While most people want to prevent weight gain, there are some who want to put weight on. The key to gaining weight is to stick to a nutritious diet and eat more calories. Rather than eating high-sugar, high-fat foods to pack on the pounds, opt for energy-dense foods that are high in calories and nutrient-rich. That way, you'll achieve your goal of gaining weight in two weeks without sacrificing your health.
Step 1
Increase your caloric intake. One pound of body weight is equal to 3,500 calories. That means, to gain 2 pounds in two weeks, you need to increase your daily caloric intake by 500 calories.
Step 2
Eat more often. It's hard to take in enough calories when you limit yourself to three meals a day. Eat three to four meals a day, plus three to four substantial snacks.
Step 3
Snack often. Keep nuts, dried fruit, containers of yogurt and cottage cheese and protein-rich smoothie ingredients on hand.
Step 4
Increase portion size. At each meal, eat more than you normally would. Have an extra serving of lean chicken breast, another slice of whole-grain bread or an extra serving of your morning oatmeal.
Step 5
Choose nutritious, energy-dense foods. Energy-density is a measure of how may calories a food has per gram or other measurement. The more calories it has, the more energy dense it is.

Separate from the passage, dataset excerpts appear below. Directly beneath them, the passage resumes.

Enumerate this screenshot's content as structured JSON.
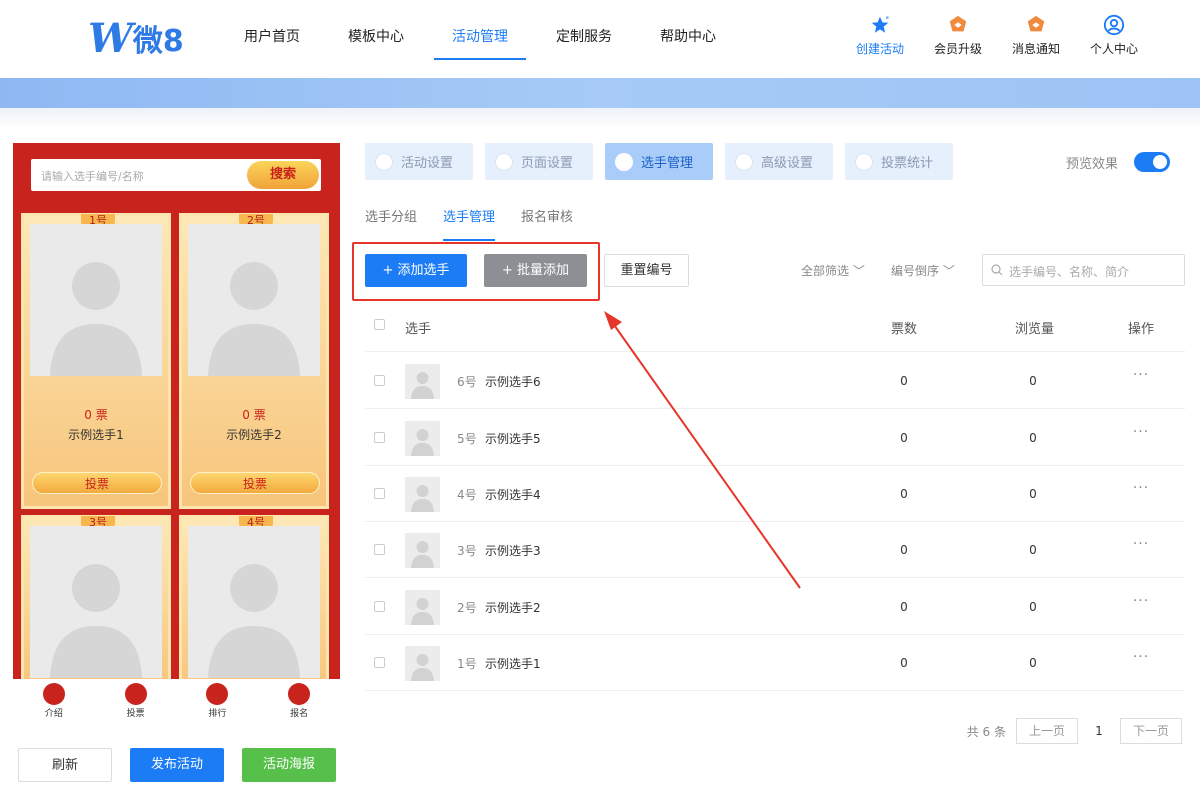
{
  "brand": {
    "logo_mark": "W",
    "logo_text": "微8",
    "color": "#2f7be6"
  },
  "nav": {
    "items": [
      "用户首页",
      "模板中心",
      "活动管理",
      "定制服务",
      "帮助中心"
    ],
    "active": "活动管理",
    "actions": [
      {
        "label": "创建活动",
        "icon": "star-icon"
      },
      {
        "label": "会员升级",
        "icon": "crown-badge-icon"
      },
      {
        "label": "消息通知",
        "icon": "bell-badge-icon"
      },
      {
        "label": "个人中心",
        "icon": "user-icon"
      }
    ]
  },
  "preview": {
    "search_placeholder": "请输入选手编号/名称",
    "search_button": "搜索",
    "cards": [
      {
        "num": "1号",
        "votes": "0 票",
        "name": "示例选手1",
        "vote_button": "投票"
      },
      {
        "num": "2号",
        "votes": "0 票",
        "name": "示例选手2",
        "vote_button": "投票"
      },
      {
        "num": "3号"
      },
      {
        "num": "4号"
      }
    ],
    "tabs": [
      "介绍",
      "投票",
      "排行",
      "报名"
    ],
    "buttons": {
      "refresh": "刷新",
      "publish": "发布活动",
      "poster": "活动海报"
    }
  },
  "steps": [
    "活动设置",
    "页面设置",
    "选手管理",
    "高级设置",
    "投票统计"
  ],
  "active_step": "选手管理",
  "preview_toggle": {
    "label": "预览效果",
    "on": true
  },
  "subtabs": [
    "选手分组",
    "选手管理",
    "报名审核"
  ],
  "active_subtab": "选手管理",
  "toolbar": {
    "add": "+ 添加选手",
    "batch": "+ 批量添加",
    "reset": "重置编号",
    "filter_all": "全部筛选",
    "sort": "编号倒序",
    "search_placeholder": "选手编号、名称、简介"
  },
  "table": {
    "headers": {
      "player": "选手",
      "votes": "票数",
      "views": "浏览量",
      "ops": "操作"
    },
    "rows": [
      {
        "no": "6号",
        "name": "示例选手6",
        "votes": "0",
        "views": "0"
      },
      {
        "no": "5号",
        "name": "示例选手5",
        "votes": "0",
        "views": "0"
      },
      {
        "no": "4号",
        "name": "示例选手4",
        "votes": "0",
        "views": "0"
      },
      {
        "no": "3号",
        "name": "示例选手3",
        "votes": "0",
        "views": "0"
      },
      {
        "no": "2号",
        "name": "示例选手2",
        "votes": "0",
        "views": "0"
      },
      {
        "no": "1号",
        "name": "示例选手1",
        "votes": "0",
        "views": "0"
      }
    ],
    "more": "···"
  },
  "pager": {
    "total": "共 6 条",
    "prev": "上一页",
    "current": "1",
    "next": "下一页"
  },
  "colors": {
    "primary": "#1b7cf5",
    "phone_bg": "#c8231c",
    "highlight": "#e6362b",
    "poster": "#57c04a"
  }
}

With 9 calories per gram, fat is the most energy-dense food. But not all fats are equal. Choose heart-healthy unsaturated fats such as olive and canola oil, rather than saturated fats such as butter. Nuts and nut butters and full-fat dairy are other energy-dense foods. To increase the energy-density of your meal, drizzle olive oil over lightly steamed green beans, blend cashews into a smoothie, dip apple slices in nut butter and drink a glass of whole milk with each meal.